Aside from the aches and pains, nausea and fatigue, the hardest thing I have had to deal with is the isolation chemo inflicts. Due to the nature of treatment, my immune system is pretty much nonexistent.  Any small cold of flu germ will, at best, land me in the hospital for days. Because of this, there are millions of restrictions placed on those in chemo. It have turned me into a Howard Hughes level hypochondriac. One becomes incredibly aware of how many people in the general public are coughing, sneezing, or wiping a runny nose on their sleeve (it happens, a lot!). To avoid crowds as much as possible I have had to take an extended leave of absence from work (for some reason, Dr. T. didn’t think kindergarteners were very clean), and I am pretty much relegated to the house.

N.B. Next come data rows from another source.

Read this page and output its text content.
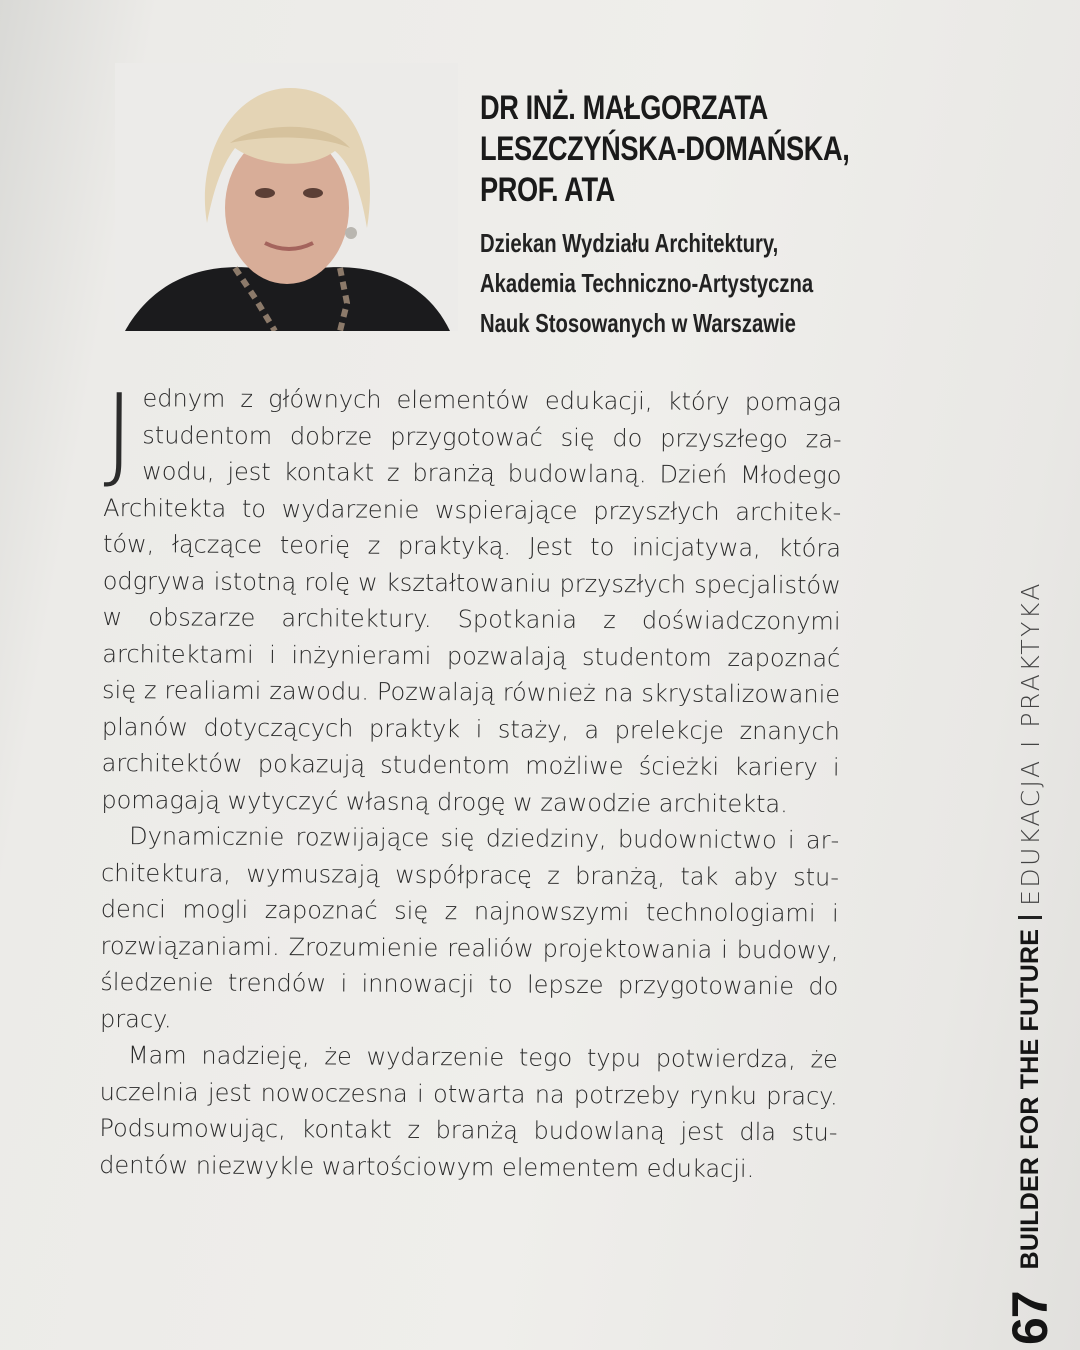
DR INŻ. MAŁGORZATA
LESZCZYŃSKA-DOMAŃSKA,
PROF. ATA
Dziekan Wydziału Architektury,
Akademia Techniczno-Artystyczna
Nauk Stosowanych w Warszawie

Jednym z głównych elementów edukacji, który pomaga studentom dobrze przygotować się do przyszłego zawodu, jest kontakt z branżą budowlaną. Dzień Młodego Architekta to wydarzenie wspierające przyszłych architektów, łączące teorię z praktyką. Jest to inicjatywa, która odgrywa istotną rolę w kształtowaniu przyszłych specjalistów w obszarze architektury. Spotkania z doświadczonymi architektami i inżynierami pozwalają studentom zapoznać się z realiami zawodu. Pozwalają również na skrystalizowanie planów dotyczących praktyk i staży, a prelekcje znanych architektów pokazują studentom możliwe ścieżki kariery i pomagają wytyczyć własną drogę w zawodzie architekta.

Dynamicznie rozwijające się dziedziny, budownictwo i architektura, wymuszają współpracę z branżą, tak aby studenci mogli zapoznać się z najnowszymi technologiami i rozwiązaniami. Zrozumienie realiów projektowania i budowy, śledzenie trendów i innowacji to lepsze przygotowanie do pracy.

Mam nadzieję, że wydarzenie tego typu potwierdza, że uczelnia jest nowoczesna i otwarta na potrzeby rynku pracy. Podsumowując, kontakt z branżą budowlaną jest dla studentów niezwykle wartościowym elementem edukacji.

67
BUILDER FOR THE FUTURE
EDUKACJA I PRAKTYKA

Even the simplest task, like going to the grocery store, becomes a stressful endeavor that has to be planned around peak hours and accompanied by copious amounts of hand sanitizer. Not to mention the fact I can only really drive for about 3 days out of each chemo cycle because of the drugs I’m on. I have to be incredibly careful with the food I’m eating as well (which is ironic since eating is such a challenge anyway). I can’t eat from potlucks or buffets, it’s been recommended I only use paper plates and disposable cutlery to reduce germs, and worst of all, I CAN’T HAVE SELF SERVE FROZEN YOGURT!!!!!!!! It is the most extreme injustice I have experienced so far. It has to do with the fact that the frozen yogurt machines are accessible to the general public, and the general public are dirty animals. I think it goes without saying that I’m also not allowed to go thrift shopping while in treatment which is putting a huge downer on the days I’m feeling better. I’m basically supposed to just hang out at the house and wait and wait and wait until treatment is over in order to preserve my health. It is hard, frustrating, and incredibly isolating.

Tomorrow marks my 3rd chemo treatment. After that I will only have one more A.C. treatment and then I’m halfway done! Even better, I’ve been told by my doctor and nurses that the Taxol treatments are much much easier as far as the nausea and fatigue go, so I’ll be ¾ of the way done with the hard treatments! My final chemo treatment will be on Thursday, May 15th. I’ve started a countdown that is putting me at 70 days until my last go. Even better, two weeks after the last treatment, (how long it should take me to start feeling normal again) is my birthday! I’m very excited that all of this crap won’t be following me into another year of life; one year was quite enough, thank you. I don’t know what I’m going to do to celebrate but rest assured it will involve froyo! It seems like such a long ways away from now, but its only two and a half months, and I’ve dealt with worse for longer. Aside from some very understandable frustrations, this whole ordeal has made me very thankful. I feel so lucky I caught this disease while it was in an early state, and that I’m young and resilient enough to fight it all off with success so far. Yes, I get sick, I get tired, and I have lost my hair (I’m super bald right now, it’s crazy), but I’m alive and still going strong. One of the chemo nurses told me something during my first treatment that’s really stuck with me and given me perspective on the whole thing. She said that feeling sick and having your hair fall out is just a sign that the chemo meds are working everywhere in the body. So I take all of the downs simply as a physical reminder that chemo is indeed working and I will survive this whole crappy ordeal.

It sucks, but I am stronger than cancer!